The good news, Haskell said, is that because that location has been reopened to one lane of traffic, drivers from the Norwich area on Beaver Meadow Road can now get to the interstate easily on Route 132, “with an exception of a little pinch where the stoplight is.”
However, some are still frustrated. Alex Roupinian, who co-owns Idlewood The Restaurant on Route 132 in Sharon, said “things have gotten a little bit better” since the original road closing was reopened to one lane of traffic. But he noted business continues to be off by roughly half because motorists see the detour signs and decide not to travel up to the restaurant.
“People are still reluctant to use (Route) 132 because they’re not sure where High Lakes Road and Cross Road are, so rather than get caught in not knowing where they are, they’d (rather not) take the detour,” Roupinian said.

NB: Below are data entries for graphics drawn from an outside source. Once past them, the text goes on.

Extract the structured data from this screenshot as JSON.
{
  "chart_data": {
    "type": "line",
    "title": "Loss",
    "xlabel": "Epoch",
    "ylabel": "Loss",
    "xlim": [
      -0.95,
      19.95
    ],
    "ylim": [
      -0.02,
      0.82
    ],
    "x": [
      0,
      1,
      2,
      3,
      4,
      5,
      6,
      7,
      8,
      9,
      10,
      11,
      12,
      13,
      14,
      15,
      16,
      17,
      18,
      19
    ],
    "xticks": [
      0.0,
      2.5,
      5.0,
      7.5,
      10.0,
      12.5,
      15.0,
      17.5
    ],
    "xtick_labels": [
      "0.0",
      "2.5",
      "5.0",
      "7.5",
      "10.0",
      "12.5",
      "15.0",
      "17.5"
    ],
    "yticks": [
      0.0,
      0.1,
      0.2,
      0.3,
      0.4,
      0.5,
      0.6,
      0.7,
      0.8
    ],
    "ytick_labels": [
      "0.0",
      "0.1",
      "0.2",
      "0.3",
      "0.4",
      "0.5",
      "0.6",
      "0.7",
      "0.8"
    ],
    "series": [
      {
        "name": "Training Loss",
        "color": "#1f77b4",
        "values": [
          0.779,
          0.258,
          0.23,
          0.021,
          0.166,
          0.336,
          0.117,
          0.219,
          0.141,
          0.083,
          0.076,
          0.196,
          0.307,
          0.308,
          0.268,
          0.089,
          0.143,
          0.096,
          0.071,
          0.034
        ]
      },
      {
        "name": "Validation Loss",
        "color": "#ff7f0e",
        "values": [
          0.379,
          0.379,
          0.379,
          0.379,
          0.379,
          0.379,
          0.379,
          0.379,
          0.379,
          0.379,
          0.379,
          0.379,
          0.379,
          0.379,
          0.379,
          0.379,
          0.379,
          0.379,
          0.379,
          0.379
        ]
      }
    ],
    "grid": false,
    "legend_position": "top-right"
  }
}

He felt the signs could have been clearer by referencing the distance of the closing instead of just including the road names, which many people aren’t familiar with.
The restaurant is tapping into reserve cash funds to stay afloat during what is usually one of the busiest times of the year because of foliage season, he said.
“Personally I think this is a major leaf peeping road, and to have it closed … I kind of scratch my head at,” he said. “(B)ut then again you look at it pragmatically and say, ‘When was there a good time to do it?’ ”
At Coburns’ General Store in South Strafford, business hasn’t exactly been affected — except for an uptick in drivers coming in to ask for directions after getting lost while trying to navigate the detour, said owner Chrissy Jamieson.
She’s also seen a rise in complaints about the inconvenience, noting that out-of-towners have a particularly hard time with the detour on a narrow dirt road with no cell phone service. But regulars are annoyed, too.
“They hate it, they’re annoyed with it, they want to know when it’s going to be gone,” she said.
“We hear about it every day, and we’re like, ‘We can’t do anything about it,’ ” she added, laughing.
Jamiesen nontheless credits the Selectbaord with doing “a fairly good job of trying to get information as things happen.”
Haskell said he understands the points of view of motorists and and business operators such as Roupinian — “This is a rotten time of the year if you’re in the business he’s in to have the traffic flow in front of your establishment slow down,” he said — but “at some point, safety trumps everything.”
The entire Route 132 reconstruction is costing about $929,000, with the town’s share being about 10 percent. The timing was pushed back into the fall as town officials awaited federal funding and the availability of workers and materials.
There’s an “incredible amount of lead time ... before you ever stick your damn shovel in the ground,” he said, “and then this one we had to wait for all the federal funding to align … and it just is what it is.”